V. 8 u. 9. Ich freue mich usw. Hier wird eine Danksagung eingeschoben. Viele meinen allerdings, dass David hier das Gebet unterbreche, um ein Gelübde auszusprechen, falls er aus der gegenwärtigen Not erlöst werde. Da hierfür aber kein Grund vorliegt, so neige ich mich mehr zu der Ansicht, dass er hier einen Augenblick im Beten innehält und sich einen guten Ausgang verspricht, für den er mit Recht dankt. Wir dürfen uns nicht darüber wundern, dass in den Psalmen die verschiedenartigsten Gemütsbewegungen miteinander abwechseln, da David in ihnen seine Versuchungen und Glaubenskämpfe beschreibt und dann, wenn er Hilfe bekommen hat, dem Herrn Danklieder singt. So müssen wir uns denn in verschiedene Zeitpunkte zugleich versetzen, wenn David dem Herrn dafür dankt, dass er sein Elend ansieht; darin ist der Erfolg d. h. die Hilfe schon mitbegriffen, wie die Fortsetzung zeigt: und übergibst mich nicht in die Hände des Feindes. Die Wandlung der Lage in ihr Gegenteil lesen wir zwischen den Zeilen: als David auf allen Seiten erdrückend eingeengt war, riss ihn Gott wunderbar heraus. Eben darauf deutet der letzte Satz: du stellst meine Füße auf weiten Raum. Welch plötzlicher und unvermuteter Umschwung!

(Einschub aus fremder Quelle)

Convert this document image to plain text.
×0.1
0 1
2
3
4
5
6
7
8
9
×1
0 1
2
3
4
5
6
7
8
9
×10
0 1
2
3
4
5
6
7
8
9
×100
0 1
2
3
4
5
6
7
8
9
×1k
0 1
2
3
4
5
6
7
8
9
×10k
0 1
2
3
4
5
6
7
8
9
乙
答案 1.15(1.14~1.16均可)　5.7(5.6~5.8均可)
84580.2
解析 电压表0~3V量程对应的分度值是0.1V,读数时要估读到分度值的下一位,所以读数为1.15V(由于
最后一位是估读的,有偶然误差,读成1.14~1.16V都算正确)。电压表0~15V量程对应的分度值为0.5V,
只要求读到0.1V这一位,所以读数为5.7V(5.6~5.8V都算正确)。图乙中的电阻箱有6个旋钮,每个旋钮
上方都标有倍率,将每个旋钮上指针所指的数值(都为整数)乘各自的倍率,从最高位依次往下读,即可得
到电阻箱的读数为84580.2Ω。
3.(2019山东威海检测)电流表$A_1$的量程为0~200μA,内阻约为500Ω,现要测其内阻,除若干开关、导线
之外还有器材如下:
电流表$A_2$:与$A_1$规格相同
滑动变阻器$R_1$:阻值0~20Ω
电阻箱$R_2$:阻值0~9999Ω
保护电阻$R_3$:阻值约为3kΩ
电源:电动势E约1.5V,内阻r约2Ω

V. 10. Herr, sei mir gnädig usw. Mit vielen Klagen schildert David die Größe seines Elends und seines Schmerzes, um dadurch den Herrn zur Hilfe zu bewegen. Allerdings bedarf es eigentlich keiner Gründe, Gott zu überreden, aber er gestattet den Gläubigen, vertraulich mit ihm zu reden, wenn sie ihre Sorgen vor ihm ausschütten: und in demselben Maße, wie ihre Leiden drücken, werden sie sich zur Hoffnung auf Hilfe emporarbeiten können, wenn sie ihre Klagen vor Gott bringen. Mögen nun Davids Klagen auch übertrieben lauten, so will er darin doch ohne Zweifel seine innerste Empfindung ausdrücken. Dass seine Augen, dazu Seele und Leib verfallen sind, lässt ersehen, wie schwer und lange ihn die Leiden folterten. Sicherlich war er sanftmütig genug, um nicht gleich bei jedem kleinen Anlass in Hitze zu geraten und sich nicht durch maßlose Traurigkeit aufzureiben. Zudem war er daran gewöhnt, Leiden zu ertragen. So erklärt sich der heftige Ausdruck seines Unmuts nur durch besonders harte und unerhörte Leiden. Übrigens zeigt schon das Wort „Unmut“, dass seine Standhaftigkeit keine innere und leidenschaftslose Ruhe war: sein Schmerz konnte heftig und glühend ausbrechen. Daraus schließen wir, dass die Heiligen oft hart und schwer mit ihren Leidenschaften zu kämpfen hatten, und dass auch ihre Geduld nicht frei von Trauer war. Aber sie kämpften eifrig dagegen an und brachten es dahin, dass sie nicht durch die Menge der Leiden erdrückt wurden.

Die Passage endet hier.